What do I do with all this tuna?

I cleaned out the kitchen cupboard today and found 5 cans of tuna, dating back to 2007. The cans aren’t bulging or showing any signs of distress, but they are dated 2007.

Are they safe to eat? :confused:

It is impossible to say with any certainty. Nevertheless, unless there was some major defect in the manufacturing process (and then they might be dangerous if new), they should be perfectly safe to eat. IIRC there is some limit to the date you can put, so some put the maximum allowed by law, even though the product will be good for years if not decades beyond that date. Furthermore, sometimes the date is a “sell by” date, and not a “best by,” so it doesn’t tell you when it’s bad.

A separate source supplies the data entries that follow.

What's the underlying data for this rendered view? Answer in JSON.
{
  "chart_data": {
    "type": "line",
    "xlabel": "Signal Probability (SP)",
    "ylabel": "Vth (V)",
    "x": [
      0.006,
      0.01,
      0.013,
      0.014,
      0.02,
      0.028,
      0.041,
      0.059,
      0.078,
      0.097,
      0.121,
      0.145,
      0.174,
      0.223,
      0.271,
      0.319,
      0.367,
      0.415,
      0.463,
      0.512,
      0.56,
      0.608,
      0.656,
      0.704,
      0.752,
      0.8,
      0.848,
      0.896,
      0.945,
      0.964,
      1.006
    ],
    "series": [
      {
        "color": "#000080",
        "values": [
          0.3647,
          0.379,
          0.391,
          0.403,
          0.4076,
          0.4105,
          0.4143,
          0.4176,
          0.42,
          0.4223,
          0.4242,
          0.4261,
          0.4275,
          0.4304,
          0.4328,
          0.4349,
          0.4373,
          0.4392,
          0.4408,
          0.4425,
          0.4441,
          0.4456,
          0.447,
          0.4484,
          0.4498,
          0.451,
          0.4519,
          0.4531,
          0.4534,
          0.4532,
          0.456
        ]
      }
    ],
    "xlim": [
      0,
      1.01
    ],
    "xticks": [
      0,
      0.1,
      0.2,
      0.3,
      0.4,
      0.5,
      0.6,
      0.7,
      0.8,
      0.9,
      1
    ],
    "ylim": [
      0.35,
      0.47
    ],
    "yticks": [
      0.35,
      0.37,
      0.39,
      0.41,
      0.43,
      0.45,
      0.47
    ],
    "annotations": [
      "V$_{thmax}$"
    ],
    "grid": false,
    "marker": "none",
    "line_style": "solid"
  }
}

Short answer: it is up to you to take the risk, but it is highly likely that they are perfectly edible. You checked for bulging, now if it smells bad (fishy is normal) after opening, then toss, otherwise enjoy.

If you don’t find the tuna to be tasty, you can use it for catfish bait. Mix it with bread dough and make it into dough balls.

I’ve used canned tuna and salmon at least 3 years past the date on the can before. I just did the same thing you did, make sure the can isn’t bulging or anything.

I would make a tuna casserole.

Good for crawdad bait as well. Use a churchkey and poke a hole in the can. Put it in your trap. Boil up the critters with a lemon and salt in the water. Enjoy!

I’ve found that expired tuna sometimes gives me diarrhea. But not always. I now put my tuna in the can in the fridge. Some canned foods do react to the acids in the foods. I saw a food documentary recently that had a scientist working on peaches for soldier and astronaut food. Six months the food was good as canning day, but a year later it had become an ugly mush that was still okay to eat, but unappetizing.

When in doubt throw it out.

Forgot to include letting the opened can sit in the sun for a day or two.

This is not medical, legal, or any other kind of professional advice; BUT if the can looks fine, and you open the can and it just smells like tuna, it’s most likely fine. Use it for tuna casserole, tuna salad, or basically anything you’d use new canned tuna for.

Tuna is cheap. If you have doubts, throw it out.

But I would likely use it.

I’m new to the world of canned tuna, but at 50 cents a can, if you’re in doubt and you’re not in dire straits, it’s not worth the psychosomatic tummy ailment you’ll give yourself if you eat it and then start doubting its goodness after the fact.

Mine wasn’t quite as old as yours, but I had some two-year-old tuna in the pantry after my 1.5 year business trip. Heck, I had a lot of two-year-old everything, and it’s been perfectly fine. Cereal, tuna (canned and envelope), catsup, mayo, mustard, broth, etc. Other than the cereal, everything is canned. That means it’s been sterilized and nothing will ever happen to it (aside from potential degredation in quality).

I’ve been eating MRE’s from 2005 for lunch lately. Actually, just parts of MRE’s (there’s a lot of food in them). Same basic idea; they’re “canned” in foil envelopes. (I’m expecting to go on a really, really long business trip soon, before I’ll have a chance to take the MRE’s camping, so lunch is a good way to get rid of them).